In its current form, the NGS panel cannot detect balanced translocations; therefore, it would miss reciprocal translocations and Robertsonian translocations, which are known to cause infertility in 0.9% of men [9]. Furthermore, the NGS panel cannot detect complex chromosomal rearrangements like derivative chromosomes or mosaicism, even though these often involve gain or loss of DNA. We tested several samples with derivative chromosomes and mosaicism and the current NGS panel could not accurately assess these variants. For example, samples IndianaBiobank01 and NA21681 in Supplementary Table S5 contain a derivative X,Y chromosome and a 6,Y translocation, respectively, and both were missed. In these cases, a karyotype is needed, which could be used as reflex after the NGS test. We are currently investigating the possibility to incorporate detection of these abnormalities as part of this NGS test [30].

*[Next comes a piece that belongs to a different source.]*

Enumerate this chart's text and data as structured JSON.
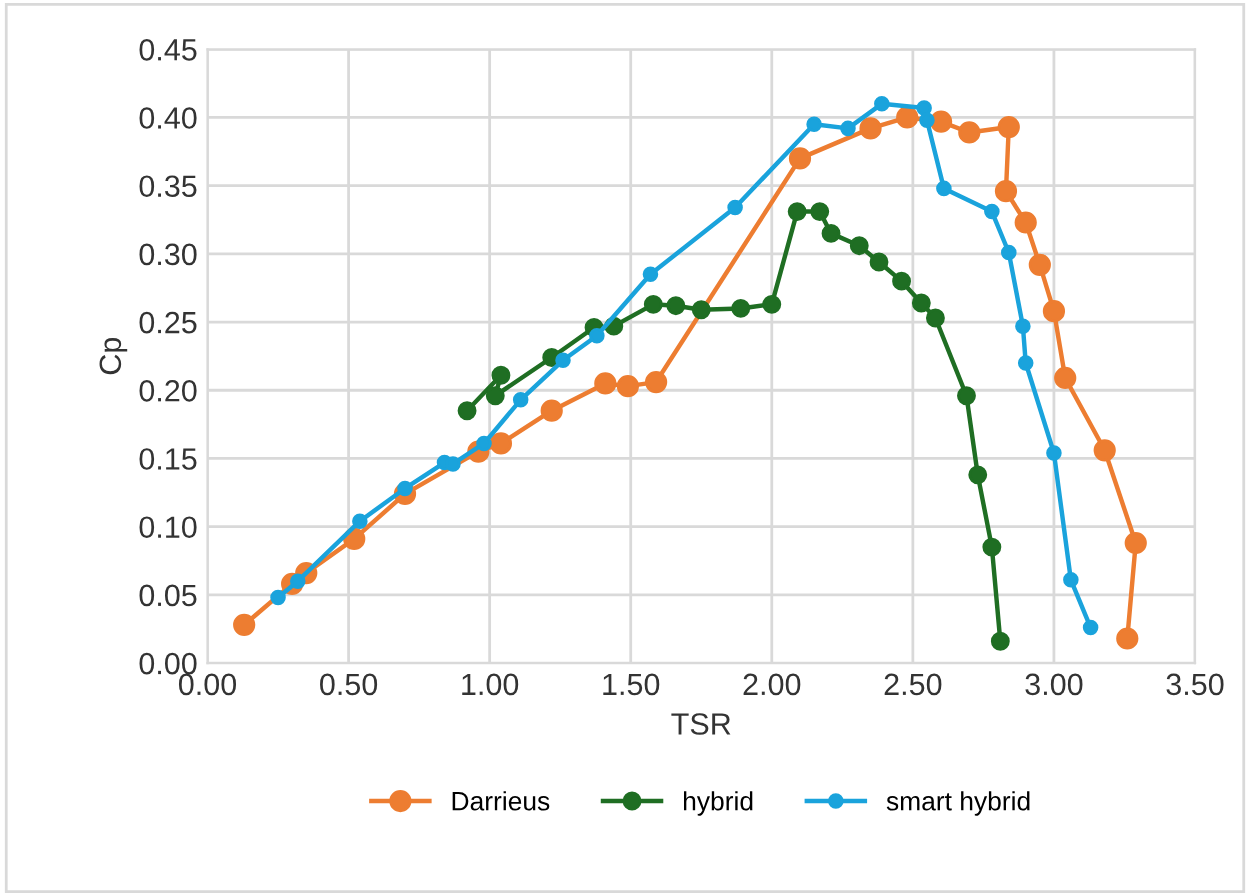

Another limitation is the detection of FMR1 variant caused by triplet CGG expansion, varying from 20 to > 900 repeats. It is not possible to accurately identify triplet expansions by using PCR-enriched NGS. New methods involving PCR-free libraries allow diagnosis [31], but it would require a parallel library preparation and sequencing reaction, significantly increasing cost. Therefore, currently, a separate PCR assay to determine FMR1 mutation is needed to assess fragile-X mutation.

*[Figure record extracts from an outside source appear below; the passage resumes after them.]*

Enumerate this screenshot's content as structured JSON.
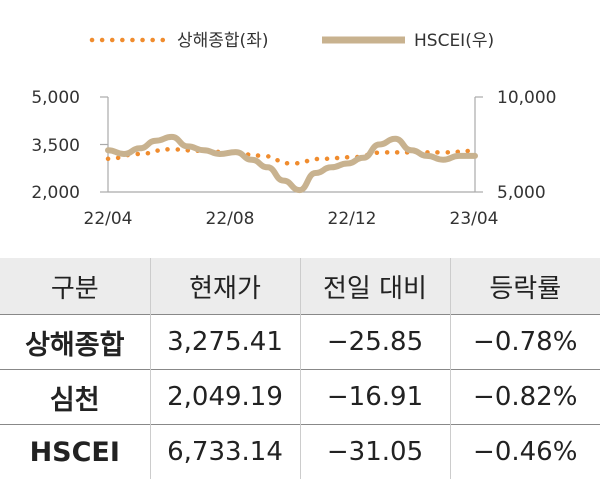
{
  "chart_data": {
    "type": "line",
    "legend": {
      "placement": "top-center"
    },
    "x_ticks": [
      "22/04",
      "22/08",
      "22/12",
      "23/04"
    ],
    "y_left": {
      "ticks": [
        "5,000",
        "3,500",
        "2,000"
      ],
      "range": [
        2000,
        5000
      ]
    },
    "y_right": {
      "ticks": [
        "10,000",
        "5,000"
      ],
      "range": [
        5000,
        10000
      ]
    },
    "series": [
      {
        "name": "상해종합(좌)",
        "axis": "left",
        "color": "#f08c2e",
        "style": "dotted",
        "x": [
          "22/04",
          "22/05",
          "22/06",
          "22/07",
          "22/08",
          "22/09",
          "22/10",
          "22/11",
          "22/12",
          "23/01",
          "23/02",
          "23/03",
          "23/04"
        ],
        "values": [
          3050,
          3200,
          3350,
          3300,
          3250,
          3150,
          2900,
          3050,
          3100,
          3250,
          3250,
          3250,
          3300
        ]
      },
      {
        "name": "HSCEI(우)",
        "axis": "right",
        "color": "#c8b28f",
        "style": "solid",
        "x": [
          "22/04",
          "22/05",
          "22/05",
          "22/06",
          "22/06",
          "22/07",
          "22/07",
          "22/08",
          "22/08",
          "22/09",
          "22/09",
          "22/10",
          "22/10",
          "22/11",
          "22/11",
          "22/12",
          "22/12",
          "23/01",
          "23/01",
          "23/02",
          "23/02",
          "23/03",
          "23/03",
          "23/04"
        ],
        "values": [
          7200,
          7000,
          7300,
          7700,
          7900,
          7400,
          7200,
          7000,
          7100,
          6700,
          6300,
          5600,
          5100,
          6000,
          6300,
          6500,
          6800,
          7500,
          7800,
          7200,
          6900,
          6700,
          6900,
          6900
        ]
      }
    ]
  },
  "table": {
    "headers": [
      "구분",
      "현재가",
      "전일 대비",
      "등락률"
    ],
    "rows": [
      [
        "상해종합",
        "3,275.41",
        "−25.85",
        "−0.78%"
      ],
      [
        "심천",
        "2,049.19",
        "−16.91",
        "−0.82%"
      ],
      [
        "HSCEI",
        "6,733.14",
        "−31.05",
        "−0.46%"
      ]
    ]
  }
}
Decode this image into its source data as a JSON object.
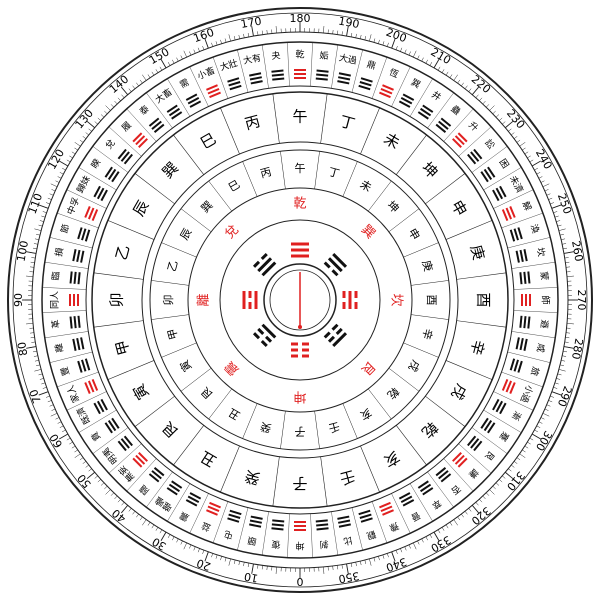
{
  "compass": {
    "degree_labels": [
      0,
      10,
      20,
      30,
      40,
      50,
      60,
      70,
      80,
      90,
      100,
      110,
      120,
      130,
      140,
      150,
      160,
      170,
      180,
      190,
      200,
      210,
      220,
      230,
      240,
      250,
      260,
      270,
      280,
      290,
      300,
      310,
      320,
      330,
      340,
      350
    ],
    "hexagrams": [
      "乾",
      "姤",
      "大過",
      "鼎",
      "恆",
      "巽",
      "井",
      "蠱",
      "升",
      "訟",
      "困",
      "未濟",
      "解",
      "渙",
      "坎",
      "蒙",
      "師",
      "遯",
      "咸",
      "旅",
      "小過",
      "漸",
      "蹇",
      "艮",
      "謙",
      "否",
      "萃",
      "晉",
      "豫",
      "觀",
      "比",
      "剝",
      "坤",
      "復",
      "頤",
      "屯",
      "益",
      "震",
      "噬嗑",
      "隨",
      "無妄",
      "明夷",
      "賁",
      "既濟",
      "家人",
      "豐",
      "離",
      "革",
      "同人",
      "臨",
      "損",
      "節",
      "中孚",
      "歸妹",
      "睽",
      "兌",
      "履",
      "泰",
      "大畜",
      "需",
      "小畜",
      "大壯",
      "大有",
      "夬"
    ],
    "mountains": [
      "子",
      "癸",
      "丑",
      "艮",
      "寅",
      "甲",
      "卯",
      "乙",
      "辰",
      "巽",
      "巳",
      "丙",
      "午",
      "丁",
      "未",
      "坤",
      "申",
      "庚",
      "酉",
      "辛",
      "戌",
      "乾",
      "亥",
      "壬"
    ],
    "trigrams": [
      "坤",
      "震",
      "離",
      "兌",
      "乾",
      "巽",
      "坎",
      "艮"
    ],
    "mountain_color": "#000000",
    "trigram_color": "#e02020",
    "needle_color": "#e02020"
  }
}
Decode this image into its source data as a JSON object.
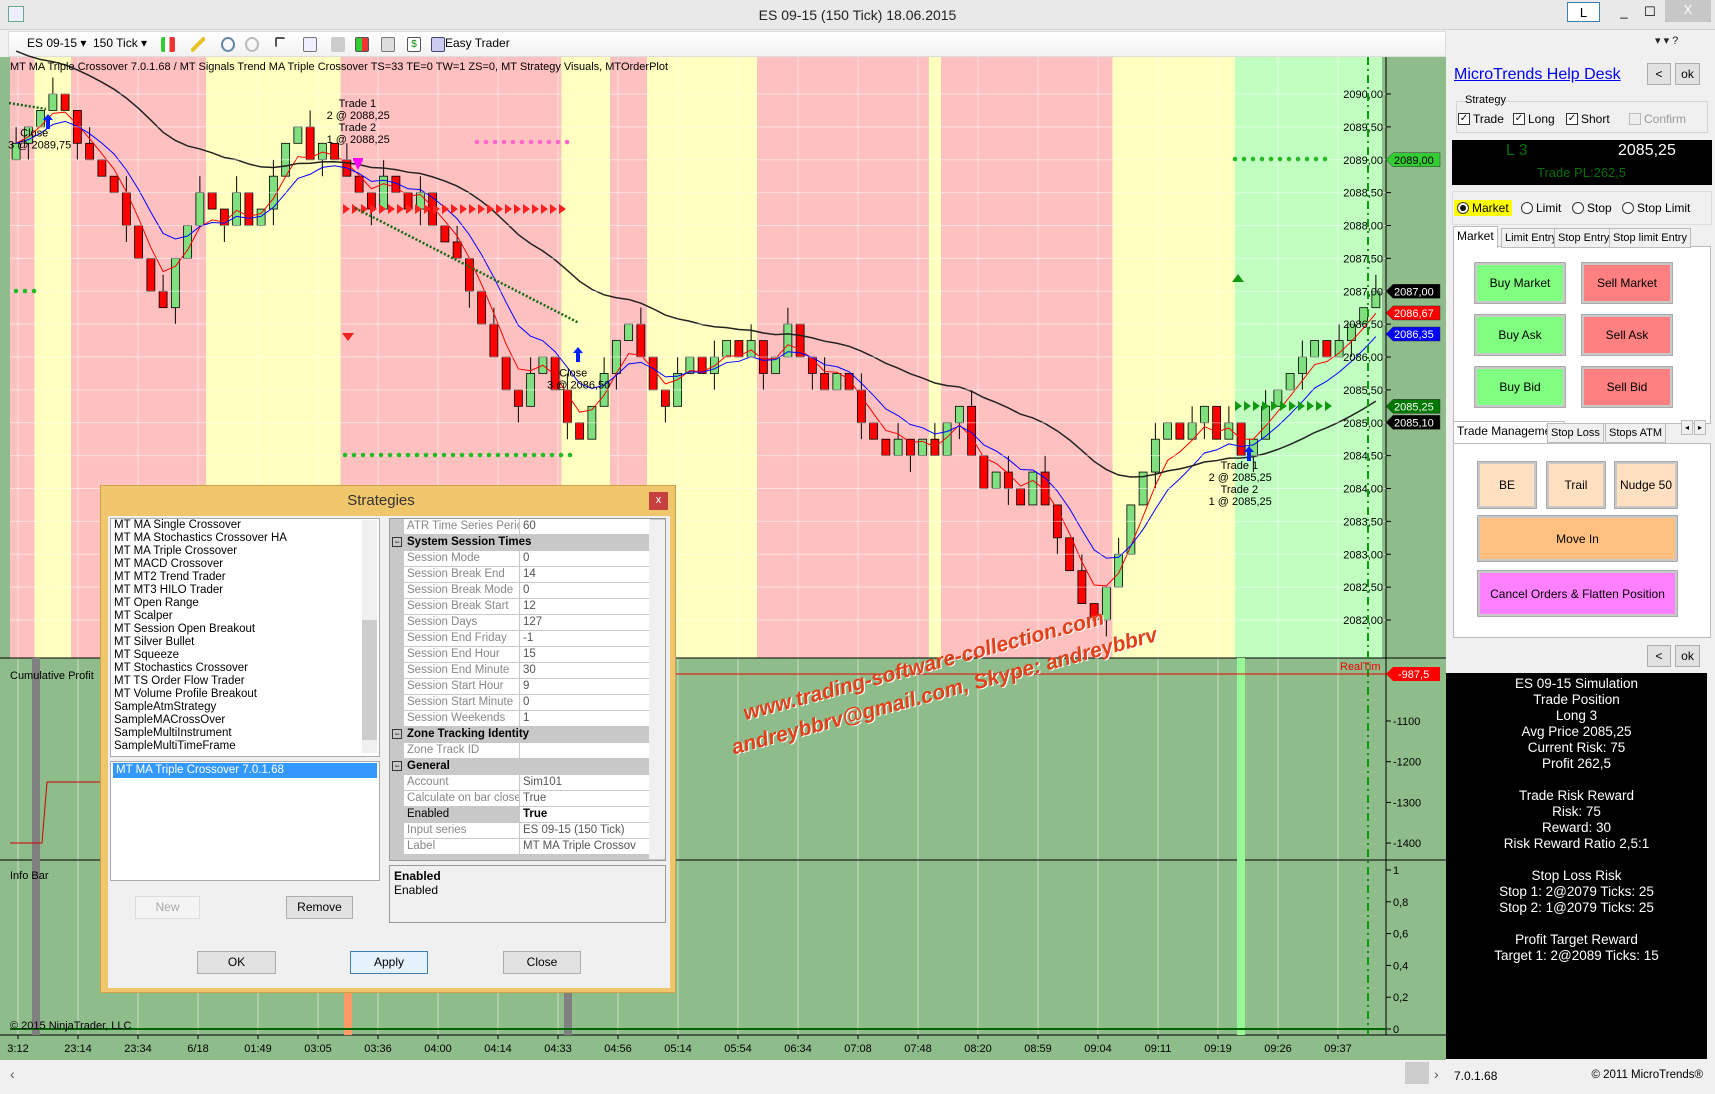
{
  "window": {
    "title": "ES 09-15 (150 Tick)  18.06.2015",
    "link_button": "L",
    "minimize": "_",
    "maximize": "☐",
    "close": "X"
  },
  "toolbar": {
    "instrument": "ES 09-15",
    "period": "150 Tick",
    "easy_trader": "Easy Trader",
    "right_menu": "▾ ▾ ?",
    "icons": [
      "candlestick-style-icon",
      "pencil-draw-icon",
      "zoom-in-icon",
      "zoom-out-icon",
      "pointer-icon",
      "data-box-icon",
      "properties-icon",
      "strategies-icon",
      "indicators-icon",
      "dollar-icon",
      "order-panel-icon"
    ]
  },
  "chart": {
    "indicator_label": "MT MA Triple Crossover 7.0.1.68 / MT Signals Trend MA Triple Crossover TS=33 TE=0 TW=1 ZS=0, MT Strategy Visuals, MTOrderPlot",
    "chart_data": {
      "type": "candlestick",
      "closes": [
        2089.25,
        2089.5,
        2089.75,
        2090.0,
        2089.75,
        2089.25,
        2089.0,
        2088.75,
        2088.5,
        2088.0,
        2087.5,
        2087.0,
        2086.75,
        2087.5,
        2088.0,
        2088.5,
        2088.25,
        2088.0,
        2088.5,
        2088.0,
        2088.25,
        2088.75,
        2089.25,
        2089.5,
        2089.0,
        2089.25,
        2089.0,
        2088.75,
        2088.5,
        2088.25,
        2088.75,
        2088.5,
        2088.25,
        2088.5,
        2088.0,
        2087.75,
        2087.5,
        2087.0,
        2086.5,
        2086.0,
        2085.5,
        2085.25,
        2085.75,
        2086.0,
        2085.5,
        2085.0,
        2084.75,
        2085.25,
        2085.75,
        2086.25,
        2086.5,
        2086.0,
        2085.5,
        2085.25,
        2085.75,
        2086.0,
        2085.75,
        2086.0,
        2086.25,
        2086.0,
        2086.25,
        2085.75,
        2086.0,
        2086.5,
        2086.0,
        2085.75,
        2085.5,
        2085.75,
        2085.5,
        2085.0,
        2084.75,
        2084.5,
        2084.75,
        2084.5,
        2084.75,
        2084.5,
        2085.0,
        2085.25,
        2084.5,
        2084.0,
        2084.25,
        2084.0,
        2083.75,
        2084.25,
        2083.75,
        2083.25,
        2082.75,
        2082.25,
        2082.0,
        2082.5,
        2083.0,
        2083.75,
        2084.25,
        2084.75,
        2085.0,
        2084.75,
        2085.0,
        2085.25,
        2084.75,
        2085.0,
        2084.5,
        2084.75,
        2085.25,
        2085.5,
        2085.75,
        2086.0,
        2086.25,
        2086.0,
        2086.25,
        2086.5,
        2086.75,
        2087.0
      ],
      "zones": [
        {
          "state": "short",
          "from": 0,
          "to": 2
        },
        {
          "state": "neutral",
          "from": 2,
          "to": 5
        },
        {
          "state": "short",
          "from": 5,
          "to": 16
        },
        {
          "state": "neutral",
          "from": 16,
          "to": 27
        },
        {
          "state": "short",
          "from": 27,
          "to": 45
        },
        {
          "state": "neutral",
          "from": 45,
          "to": 49
        },
        {
          "state": "short",
          "from": 49,
          "to": 52
        },
        {
          "state": "neutral",
          "from": 52,
          "to": 61
        },
        {
          "state": "short",
          "from": 61,
          "to": 75
        },
        {
          "state": "neutral",
          "from": 75,
          "to": 76
        },
        {
          "state": "short",
          "from": 76,
          "to": 90
        },
        {
          "state": "neutral",
          "from": 90,
          "to": 100
        },
        {
          "state": "long",
          "from": 100,
          "to": 112
        }
      ],
      "zone_colors": {
        "short": "#ffc0c0",
        "neutral": "#ffffc0",
        "long": "#c0ffc0"
      },
      "ylim": [
        2081.75,
        2090.25
      ],
      "price_ticks": [
        "2090,00",
        "2089,50",
        "2089,00",
        "2088,50",
        "2088,00",
        "2087,50",
        "2087,00",
        "2086,50",
        "2086,00",
        "2085,50",
        "2085,00",
        "2084,50",
        "2084,00",
        "2083,50",
        "2083,00",
        "2082,50",
        "2082,00"
      ],
      "time_labels": [
        "3:12",
        "23:14",
        "23:34",
        "6/18",
        "01:49",
        "03:05",
        "03:36",
        "04:00",
        "04:14",
        "04:33",
        "04:56",
        "05:14",
        "05:54",
        "06:34",
        "07:08",
        "07:48",
        "08:20",
        "08:59",
        "09:04",
        "09:11",
        "09:19",
        "09:26",
        "09:37"
      ],
      "series_colors": {
        "fast_ma": "#ff0000",
        "mid_ma": "#0000ff",
        "slow_ma": "#222222",
        "up": "#80e080",
        "down": "#ff0000"
      }
    },
    "price_tags": [
      {
        "text": "2089,00",
        "value": 2089.0,
        "bg": "#33cc33",
        "fg": "#000"
      },
      {
        "text": "2087,00",
        "value": 2087.0,
        "bg": "#000000",
        "fg": "#fff"
      },
      {
        "text": "2086,67",
        "value": 2086.67,
        "bg": "#ff0000",
        "fg": "#fff"
      },
      {
        "text": "2086,35",
        "value": 2086.35,
        "bg": "#0000ff",
        "fg": "#fff"
      },
      {
        "text": "2085,25",
        "value": 2085.25,
        "bg": "#007700",
        "fg": "#fff"
      },
      {
        "text": "2085,10",
        "value": 2085.1,
        "bg": "#000000",
        "fg": "#fff"
      }
    ],
    "annotations": [
      {
        "lines": [
          "Close",
          "3 @ 2089,75"
        ],
        "bar": 0,
        "price": 2089.35
      },
      {
        "lines": [
          "Trade 1",
          "2 @ 2088,25",
          "Trade 2",
          "1 @ 2088,25"
        ],
        "bar": 26,
        "price": 2089.8
      },
      {
        "lines": [
          "Close",
          "3 @ 2086,50"
        ],
        "bar": 44,
        "price": 2085.7
      },
      {
        "lines": [
          "Trade 1",
          "2 @ 2085,25",
          "Trade 2",
          "1 @ 2085,25"
        ],
        "bar": 98,
        "price": 2084.3
      }
    ],
    "cumulative_profit": {
      "label": "Cumulative Profit",
      "ticks": [
        "-1100",
        "-1200",
        "-1300",
        "-1400"
      ],
      "tag": "-987,5",
      "realtime_label": "RealTim"
    },
    "info_bar": {
      "label": "Info Bar",
      "ticks": [
        "1",
        "0,8",
        "0,6",
        "0,4",
        "0,2",
        "0"
      ]
    },
    "copyright": "© 2015 NinjaTrader, LLC",
    "watermark": [
      "www.trading-software-collection.com",
      "andreybbrv@gmail.com, Skype: andreybbrv"
    ]
  },
  "strategies_dialog": {
    "title": "Strategies",
    "close": "x",
    "available": [
      "MT MA Single Crossover",
      "MT MA Stochastics Crossover HA",
      "MT MA Triple Crossover",
      "MT MACD Crossover",
      "MT MT2 Trend Trader",
      "MT MT3 HILO Trader",
      "MT Open Range",
      "MT Scalper",
      "MT Session Open Breakout",
      "MT Silver Bullet",
      "MT Squeeze",
      "MT Stochastics Crossover",
      "MT TS Order Flow Trader",
      "MT Volume Profile Breakout",
      "SampleAtmStrategy",
      "SampleMACrossOver",
      "SampleMultiInstrument",
      "SampleMultiTimeFrame"
    ],
    "active": [
      "MT MA Triple Crossover 7.0.1.68"
    ],
    "new": "New",
    "remove": "Remove",
    "properties": [
      {
        "name": "ATR Time Series Peric",
        "value": "60"
      },
      {
        "category": "System Session Times"
      },
      {
        "name": "Session Mode",
        "value": "0"
      },
      {
        "name": "Session Break End",
        "value": "14"
      },
      {
        "name": "Session Break Mode",
        "value": "0"
      },
      {
        "name": "Session Break Start",
        "value": "12"
      },
      {
        "name": "Session Days",
        "value": "127"
      },
      {
        "name": "Session End Friday",
        "value": "-1"
      },
      {
        "name": "Session End Hour",
        "value": "15"
      },
      {
        "name": "Session End Minute",
        "value": "30"
      },
      {
        "name": "Session Start Hour",
        "value": "9"
      },
      {
        "name": "Session Start Minute",
        "value": "0"
      },
      {
        "name": "Session Weekends",
        "value": "1"
      },
      {
        "category": "Zone Tracking Identity"
      },
      {
        "name": "Zone Track ID",
        "value": ""
      },
      {
        "category": "General"
      },
      {
        "name": "Account",
        "value": "Sim101"
      },
      {
        "name": "Calculate on bar close",
        "value": "True"
      },
      {
        "name": "Enabled",
        "value": "True",
        "selected": true
      },
      {
        "name": "Input series",
        "value": "ES 09-15 (150 Tick)"
      },
      {
        "name": "Label",
        "value": "MT MA Triple Crossov"
      }
    ],
    "description_title": "Enabled",
    "description": "Enabled",
    "ok": "OK",
    "apply": "Apply",
    "close_btn": "Close"
  },
  "right_panel": {
    "help_link": "MicroTrends Help Desk",
    "back": "<",
    "ok": "ok",
    "strategy_group": "Strategy",
    "checks": [
      {
        "label": "Trade",
        "checked": true
      },
      {
        "label": "Long",
        "checked": true
      },
      {
        "label": "Short",
        "checked": true
      },
      {
        "label": "Confirm",
        "checked": false,
        "disabled": true
      }
    ],
    "position": "L 3",
    "price": "2085,25",
    "trade_pl": "Trade PL:262,5",
    "order_types": [
      {
        "label": "Market",
        "selected": true
      },
      {
        "label": "Limit"
      },
      {
        "label": "Stop"
      },
      {
        "label": "Stop Limit"
      }
    ],
    "entry_tabs": [
      "Market",
      "Limit Entry",
      "Stop Entry",
      "Stop limit Entry"
    ],
    "buy_buttons": [
      "Buy Market",
      "Buy Ask",
      "Buy Bid"
    ],
    "sell_buttons": [
      "Sell Market",
      "Sell Ask",
      "Sell Bid"
    ],
    "mgmt_tabs": [
      "Trade Management",
      "Stop Loss",
      "Stops ATM"
    ],
    "be": "BE",
    "trail": "Trail",
    "nudge": "Nudge 50",
    "move_in": "Move In",
    "cancel_flatten": "Cancel Orders & Flatten Position",
    "colors": {
      "buy": "#80ff80",
      "sell": "#ff8080",
      "mgmt": "#ffe0c0",
      "move_in": "#ffc080",
      "flatten": "#ff80ff",
      "highlight": "#ffff00"
    },
    "info_lines": [
      "ES 09-15 Simulation",
      "Trade Position",
      "Long 3",
      "Avg Price 2085,25",
      "Current Risk: 75",
      "Profit 262,5",
      "",
      "Trade Risk Reward",
      "Risk: 75",
      "Reward: 30",
      "Risk Reward Ratio 2,5:1",
      "",
      "Stop Loss Risk",
      "Stop 1: 2@2079 Ticks: 25",
      "Stop 2: 1@2079 Ticks: 25",
      "",
      "Profit Target Reward",
      "Target 1: 2@2089 Ticks: 15"
    ],
    "version": "7.0.1.68",
    "copyright": "© 2011 MicroTrends®"
  }
}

The direct consequence of using a single NGS assay instead of multiple diagnostic assays, each one detecting a class of DNA variants, is a potential reduction in cost and turnaround time required to make a definitive diagnosis, with savings that could be up to $2723 per case ($3322 for traditional methods vs $599 for NGS testing). Integrating testing into a single assay simplifies test ordering and result tracking for the clinician and decreases cost to the patient by reducing the number of assays that need to be performed, analyzed, and reported.

Conclusions

We have developed a comprehensive genetic test for female and male infertility that achieves excellent clinical sensitivity, but at a fraction of the cost of traditional methods of testing, and a shorter turnaround time than current methods.